Contenus haineux sur Internet sanctionnés en Allemagne : "Peut-être que les amendes sont la solution"

La sociologue du numérique, Catherine Lejealle, était l'invitée de franceinfo. Elle est revenue sur la décision de l'Allemagne de punir  les propos haineux sur les réseaux sociaux. 

Icônes d\'applications de réseaux sociaux. Image d\'illustration. 
Icônes d'applications de réseaux sociaux. Image d'illustration.  (HELMUT FOHRINGER / APA-PICTUREDESK)

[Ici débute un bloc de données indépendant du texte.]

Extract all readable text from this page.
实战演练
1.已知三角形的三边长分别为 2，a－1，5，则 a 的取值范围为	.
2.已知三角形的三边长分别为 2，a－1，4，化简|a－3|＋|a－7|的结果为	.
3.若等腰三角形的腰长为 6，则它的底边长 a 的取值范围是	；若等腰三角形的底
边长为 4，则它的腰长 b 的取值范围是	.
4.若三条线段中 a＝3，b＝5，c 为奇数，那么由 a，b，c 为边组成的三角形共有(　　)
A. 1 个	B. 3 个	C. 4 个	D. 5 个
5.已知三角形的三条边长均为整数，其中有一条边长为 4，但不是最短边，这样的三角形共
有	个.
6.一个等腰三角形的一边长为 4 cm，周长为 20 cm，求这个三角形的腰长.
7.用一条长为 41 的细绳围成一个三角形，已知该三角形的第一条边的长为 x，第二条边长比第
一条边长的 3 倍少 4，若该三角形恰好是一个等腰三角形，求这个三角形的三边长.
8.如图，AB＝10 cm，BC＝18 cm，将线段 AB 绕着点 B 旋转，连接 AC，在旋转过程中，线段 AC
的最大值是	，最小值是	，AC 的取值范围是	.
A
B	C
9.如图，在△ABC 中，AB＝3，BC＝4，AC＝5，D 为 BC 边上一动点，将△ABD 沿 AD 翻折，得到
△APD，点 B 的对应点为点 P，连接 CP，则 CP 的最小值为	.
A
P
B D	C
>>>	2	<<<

L’Allemagne a décidé mercredi 5 avril de valider un projet de loi contre les contenus haineux sur Internet. Les géants du net qui ne lutteraient pas efficacement contre ces contenus se verraient infliger des amendes pouvant atteindre 50 millions d'euros.

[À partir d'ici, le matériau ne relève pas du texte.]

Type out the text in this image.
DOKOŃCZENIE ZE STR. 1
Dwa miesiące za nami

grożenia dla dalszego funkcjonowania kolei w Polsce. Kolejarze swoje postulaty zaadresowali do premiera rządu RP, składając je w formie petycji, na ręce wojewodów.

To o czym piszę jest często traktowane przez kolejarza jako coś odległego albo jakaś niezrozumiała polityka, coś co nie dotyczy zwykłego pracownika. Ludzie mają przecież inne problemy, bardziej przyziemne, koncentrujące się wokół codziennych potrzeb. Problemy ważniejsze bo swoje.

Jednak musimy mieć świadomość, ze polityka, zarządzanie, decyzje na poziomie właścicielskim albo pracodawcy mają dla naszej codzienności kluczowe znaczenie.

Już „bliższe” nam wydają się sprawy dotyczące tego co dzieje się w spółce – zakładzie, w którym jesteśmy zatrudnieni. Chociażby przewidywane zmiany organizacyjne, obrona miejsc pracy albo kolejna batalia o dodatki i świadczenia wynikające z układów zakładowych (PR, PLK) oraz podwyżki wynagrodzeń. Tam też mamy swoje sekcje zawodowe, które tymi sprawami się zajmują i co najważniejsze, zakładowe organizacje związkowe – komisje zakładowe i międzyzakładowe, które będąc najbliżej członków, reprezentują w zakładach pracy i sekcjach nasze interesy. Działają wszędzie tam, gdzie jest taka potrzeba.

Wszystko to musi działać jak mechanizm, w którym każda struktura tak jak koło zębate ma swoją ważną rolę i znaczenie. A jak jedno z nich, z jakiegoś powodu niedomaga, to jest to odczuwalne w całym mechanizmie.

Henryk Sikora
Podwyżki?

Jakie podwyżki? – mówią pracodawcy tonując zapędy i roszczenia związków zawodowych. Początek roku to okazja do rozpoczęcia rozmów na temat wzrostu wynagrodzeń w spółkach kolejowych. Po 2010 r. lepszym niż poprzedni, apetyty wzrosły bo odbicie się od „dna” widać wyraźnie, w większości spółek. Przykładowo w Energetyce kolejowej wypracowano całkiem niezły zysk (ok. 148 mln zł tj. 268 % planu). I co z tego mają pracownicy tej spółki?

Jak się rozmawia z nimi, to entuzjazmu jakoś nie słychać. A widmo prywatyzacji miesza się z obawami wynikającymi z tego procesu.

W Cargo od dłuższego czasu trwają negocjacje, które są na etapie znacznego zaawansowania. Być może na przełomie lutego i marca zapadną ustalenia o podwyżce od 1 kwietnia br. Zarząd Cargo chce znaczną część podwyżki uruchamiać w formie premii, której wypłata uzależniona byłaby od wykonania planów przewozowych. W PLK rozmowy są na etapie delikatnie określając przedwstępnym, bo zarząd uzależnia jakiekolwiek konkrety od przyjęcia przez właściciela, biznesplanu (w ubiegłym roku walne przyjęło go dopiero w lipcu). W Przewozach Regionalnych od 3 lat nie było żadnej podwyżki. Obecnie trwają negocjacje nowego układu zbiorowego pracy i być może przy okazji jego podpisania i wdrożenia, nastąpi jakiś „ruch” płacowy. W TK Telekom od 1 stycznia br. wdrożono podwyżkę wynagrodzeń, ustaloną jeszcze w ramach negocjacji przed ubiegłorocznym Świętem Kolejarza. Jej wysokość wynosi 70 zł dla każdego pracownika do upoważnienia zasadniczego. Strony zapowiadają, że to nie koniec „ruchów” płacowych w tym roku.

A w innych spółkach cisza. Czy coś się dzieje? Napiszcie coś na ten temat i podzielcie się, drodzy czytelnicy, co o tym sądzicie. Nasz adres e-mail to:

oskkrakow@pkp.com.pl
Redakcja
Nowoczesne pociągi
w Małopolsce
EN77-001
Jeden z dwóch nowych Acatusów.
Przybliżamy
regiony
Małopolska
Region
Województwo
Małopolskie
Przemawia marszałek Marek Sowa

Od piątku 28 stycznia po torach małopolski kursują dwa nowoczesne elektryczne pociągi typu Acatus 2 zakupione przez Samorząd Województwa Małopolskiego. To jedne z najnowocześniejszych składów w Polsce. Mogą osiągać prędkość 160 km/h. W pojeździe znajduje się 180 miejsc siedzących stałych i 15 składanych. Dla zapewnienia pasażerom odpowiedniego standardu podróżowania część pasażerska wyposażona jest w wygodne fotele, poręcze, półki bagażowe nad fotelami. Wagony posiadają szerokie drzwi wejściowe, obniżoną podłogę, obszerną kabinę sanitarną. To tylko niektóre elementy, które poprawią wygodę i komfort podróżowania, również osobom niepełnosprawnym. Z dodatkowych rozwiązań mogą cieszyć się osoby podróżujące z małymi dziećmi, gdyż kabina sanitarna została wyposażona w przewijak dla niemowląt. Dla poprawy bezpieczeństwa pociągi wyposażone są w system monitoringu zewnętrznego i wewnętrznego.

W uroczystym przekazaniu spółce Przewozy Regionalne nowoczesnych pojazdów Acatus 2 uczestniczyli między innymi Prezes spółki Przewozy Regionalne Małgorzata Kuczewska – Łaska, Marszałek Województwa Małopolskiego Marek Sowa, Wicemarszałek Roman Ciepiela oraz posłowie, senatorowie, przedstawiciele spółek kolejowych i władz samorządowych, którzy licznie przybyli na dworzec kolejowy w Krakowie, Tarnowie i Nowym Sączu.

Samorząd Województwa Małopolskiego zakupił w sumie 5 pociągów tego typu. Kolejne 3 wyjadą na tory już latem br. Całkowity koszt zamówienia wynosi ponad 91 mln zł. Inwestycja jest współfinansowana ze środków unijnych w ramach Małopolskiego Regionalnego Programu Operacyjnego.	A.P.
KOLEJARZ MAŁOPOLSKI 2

Cette mesure est prise "dans un contexte d'élections fédérales et de Fake news [une publication qui se fait passer pour un article de presse mais qui est un faux article'" a expliqué sur franceinfo, Catherine Lejealle. La sociologue du numérique et professeur à l’Institut Supérieur du Commerce de Paris rappelle que sur Internet, "l'effacement n'existe pas".

franceinfo : Aurait-il fallu une initiative européenne pour que cette mesure puisse avoir un impact plus large ?

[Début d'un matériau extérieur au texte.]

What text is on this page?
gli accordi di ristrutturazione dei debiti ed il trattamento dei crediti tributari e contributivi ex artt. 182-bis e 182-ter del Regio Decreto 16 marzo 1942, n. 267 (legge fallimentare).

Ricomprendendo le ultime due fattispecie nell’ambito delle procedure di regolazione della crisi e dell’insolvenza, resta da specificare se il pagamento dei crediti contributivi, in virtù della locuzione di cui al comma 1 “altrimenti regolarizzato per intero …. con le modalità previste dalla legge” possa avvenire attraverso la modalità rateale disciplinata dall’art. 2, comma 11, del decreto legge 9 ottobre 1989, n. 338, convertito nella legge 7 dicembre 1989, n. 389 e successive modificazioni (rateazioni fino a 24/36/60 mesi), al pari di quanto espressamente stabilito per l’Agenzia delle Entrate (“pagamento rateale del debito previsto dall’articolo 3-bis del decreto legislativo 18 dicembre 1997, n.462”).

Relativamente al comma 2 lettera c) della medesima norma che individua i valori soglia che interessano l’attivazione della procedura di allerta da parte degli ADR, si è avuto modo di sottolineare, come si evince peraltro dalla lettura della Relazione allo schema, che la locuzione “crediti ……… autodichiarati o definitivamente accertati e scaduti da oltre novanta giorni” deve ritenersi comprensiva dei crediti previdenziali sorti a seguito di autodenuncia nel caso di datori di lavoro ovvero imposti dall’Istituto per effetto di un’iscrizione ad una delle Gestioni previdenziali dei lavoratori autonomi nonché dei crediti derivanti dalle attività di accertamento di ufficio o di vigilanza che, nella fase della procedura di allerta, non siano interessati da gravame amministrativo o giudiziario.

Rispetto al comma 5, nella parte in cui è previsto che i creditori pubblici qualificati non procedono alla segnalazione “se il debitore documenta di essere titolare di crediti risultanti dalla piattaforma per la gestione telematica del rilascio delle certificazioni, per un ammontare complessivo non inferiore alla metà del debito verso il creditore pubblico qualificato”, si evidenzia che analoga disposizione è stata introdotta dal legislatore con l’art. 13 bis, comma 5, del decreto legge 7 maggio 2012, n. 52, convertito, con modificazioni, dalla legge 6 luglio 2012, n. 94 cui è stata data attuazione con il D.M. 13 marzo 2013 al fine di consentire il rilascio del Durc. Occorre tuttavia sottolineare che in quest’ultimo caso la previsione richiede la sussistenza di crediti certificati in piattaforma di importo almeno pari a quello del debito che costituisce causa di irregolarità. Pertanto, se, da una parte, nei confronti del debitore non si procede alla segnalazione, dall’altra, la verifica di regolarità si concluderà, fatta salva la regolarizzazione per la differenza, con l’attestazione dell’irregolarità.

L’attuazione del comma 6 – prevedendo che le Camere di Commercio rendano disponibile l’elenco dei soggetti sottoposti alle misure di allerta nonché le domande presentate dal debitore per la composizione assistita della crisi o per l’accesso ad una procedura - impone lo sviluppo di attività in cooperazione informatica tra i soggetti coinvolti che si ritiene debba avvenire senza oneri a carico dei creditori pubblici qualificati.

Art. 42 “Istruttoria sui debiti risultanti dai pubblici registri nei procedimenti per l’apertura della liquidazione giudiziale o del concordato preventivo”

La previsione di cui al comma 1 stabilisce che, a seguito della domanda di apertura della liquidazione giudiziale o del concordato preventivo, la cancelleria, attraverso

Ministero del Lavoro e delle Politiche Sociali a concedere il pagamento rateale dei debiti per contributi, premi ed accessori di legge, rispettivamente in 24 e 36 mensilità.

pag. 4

Catherine Lejealle : L'Europe y travaille mais le passé historique de l'Allemagne fait que les Allemands ont été précurseurs. Cela s'inscrit dans un contexte d'élections fédérales et le contexte de Fake news qu'on a vu sur les élections américaines. Les Allemands peuvent effectivement s'inquiéter.

Est-ce difficile à prouver ?

Il faut trouver le juste équilibre entre la liberté d'expression et la diffamation ou la pédophilie ou le terrorisme...Mais ce qui est intéressant dans ce qui a été décidé par le Conseil des ministres et qui doit encore être approuvé par le Parlement (ce qui sera probablement une formalité), c'est que Facebook est reconnu comme un media, alors que Facebook se bat pour dire que son statut est une entreprise technologique, donc qu'il n'a pas vocation à vérifier ce qui transite sur sa plateforme. Dimanche, Facebook a annoncé la mise en place de mesures pour lutter contre les Fake news. Ça ne suffit pas. Peut-être que les amendes sont la solution.

Cela peut-il être dissuasif ?

En mai 2014, l'Europe a déjà fait une grande avancée avec le droit à l'oubli. Cela touchait les moteurs de recherche et il manque le pendant pour Facebook, Twitter et YouTube, où circulent des milliards de contenus en permanence. L'audience, le public réclame de l'immédiateté. L'idée de passer par un sas qui vérifie tout est quelque chose d'impossible. Ce qui fait l'intérêt de ses médias est la couverture internationale et l'immédiateté, sans oublier la vidéo. On est face à quelque chose qui nécessite une réglementation.

Peut-il y avoir une régulation participative ?

Wikipedia fonctionne par du bénévolat en se disant cela va se réguler. Aujourd'hui, vu les quantités d'informations fournies par chacun, Facebook n'a pas les moyens de vérifier. Une solution collaborative pourrait être une solution mais avec une exigence de réaction dans les deux heures. Il y aussi une notion qui revient souvent, celle d'effacer les contenus, mais en digital on n'efface rien. L'effacement n'existe pas.